Recording Industry Claims Imaginary Value Gap as a Bigger Threat Than Piracy - DiabloD3
https://www.eff.org/deeplinks/2017/05/recording-industry-claims-imaginary-value-gap-bigger-threat-piracy
======
mowenz
>[...technological advancements] created a "value gap" that _deprives_ the
recording industry of royalties they believe should be theirs.

Creative destruction is healthy and necessary for the function of economic
progress.

Recording industry exectutives enjoyed decades of outsized profits (greater
revenues as a proportion of sales than the artists themselves) distributing
music. Now that the value of the service they offer has declined, due to
technological progress, their profits are reduced.
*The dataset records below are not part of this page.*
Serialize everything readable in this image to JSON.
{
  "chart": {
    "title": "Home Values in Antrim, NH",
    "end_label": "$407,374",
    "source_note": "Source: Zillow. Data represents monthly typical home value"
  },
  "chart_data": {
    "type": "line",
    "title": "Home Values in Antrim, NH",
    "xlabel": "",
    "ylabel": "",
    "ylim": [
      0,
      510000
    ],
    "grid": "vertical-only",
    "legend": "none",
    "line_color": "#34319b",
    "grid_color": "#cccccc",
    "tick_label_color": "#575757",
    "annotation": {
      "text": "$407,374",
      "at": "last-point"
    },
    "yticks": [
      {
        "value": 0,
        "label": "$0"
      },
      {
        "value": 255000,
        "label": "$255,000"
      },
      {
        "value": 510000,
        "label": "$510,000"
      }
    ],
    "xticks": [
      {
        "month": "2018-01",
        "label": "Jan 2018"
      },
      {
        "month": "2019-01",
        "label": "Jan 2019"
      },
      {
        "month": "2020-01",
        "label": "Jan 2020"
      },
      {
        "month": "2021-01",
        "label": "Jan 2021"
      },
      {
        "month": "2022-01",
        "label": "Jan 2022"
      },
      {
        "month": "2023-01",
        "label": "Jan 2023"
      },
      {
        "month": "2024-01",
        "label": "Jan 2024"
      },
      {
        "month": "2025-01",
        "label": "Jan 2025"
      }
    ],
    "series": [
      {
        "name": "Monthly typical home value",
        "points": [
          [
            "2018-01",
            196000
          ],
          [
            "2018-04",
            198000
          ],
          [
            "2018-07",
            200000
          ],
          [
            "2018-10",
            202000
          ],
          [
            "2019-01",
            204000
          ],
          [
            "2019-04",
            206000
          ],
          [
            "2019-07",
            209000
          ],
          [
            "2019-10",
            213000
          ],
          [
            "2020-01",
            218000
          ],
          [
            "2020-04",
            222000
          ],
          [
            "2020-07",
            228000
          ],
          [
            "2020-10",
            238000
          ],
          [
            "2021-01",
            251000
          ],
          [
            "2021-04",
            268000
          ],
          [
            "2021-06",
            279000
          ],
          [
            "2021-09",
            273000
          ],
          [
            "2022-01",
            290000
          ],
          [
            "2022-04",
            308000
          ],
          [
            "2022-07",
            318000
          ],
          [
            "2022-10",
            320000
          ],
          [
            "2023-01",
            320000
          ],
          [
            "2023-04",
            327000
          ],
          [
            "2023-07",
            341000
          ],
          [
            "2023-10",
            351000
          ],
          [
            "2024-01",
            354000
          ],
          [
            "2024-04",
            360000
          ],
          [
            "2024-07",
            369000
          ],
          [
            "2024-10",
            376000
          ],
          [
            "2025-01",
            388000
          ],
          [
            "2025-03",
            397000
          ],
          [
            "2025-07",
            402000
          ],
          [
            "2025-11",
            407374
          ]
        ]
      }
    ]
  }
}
The problem is that while this industry's value proposition has declined, they
still have political capital that can force regulatory and anti-competitive
actions onto the marketplace as strategies to retain profits.

------
davidgerard
They literally know they're asking YouTube for money that they know doesn't
actually exist. Their basis is that Google has money and they'd like it.
That's it.

[https://rocknerd.co.uk/2017/04/03/record-labels-want-
money-y...](https://rocknerd.co.uk/2017/04/03/record-labels-want-money-
youtube-doesnt-earn-just-because-google-has-some-and-theyd-like-it/)

It's important to remember that the labels were saying the same things about
Spotify last year, before it saved their backsides with 2016's numbers. But
with Spotify, they own a chunk of it and have minimum income guarantees, i.e.
free money.

------
thomastjeffery
It's all imaginary. They just have enough legal clout to enforce it.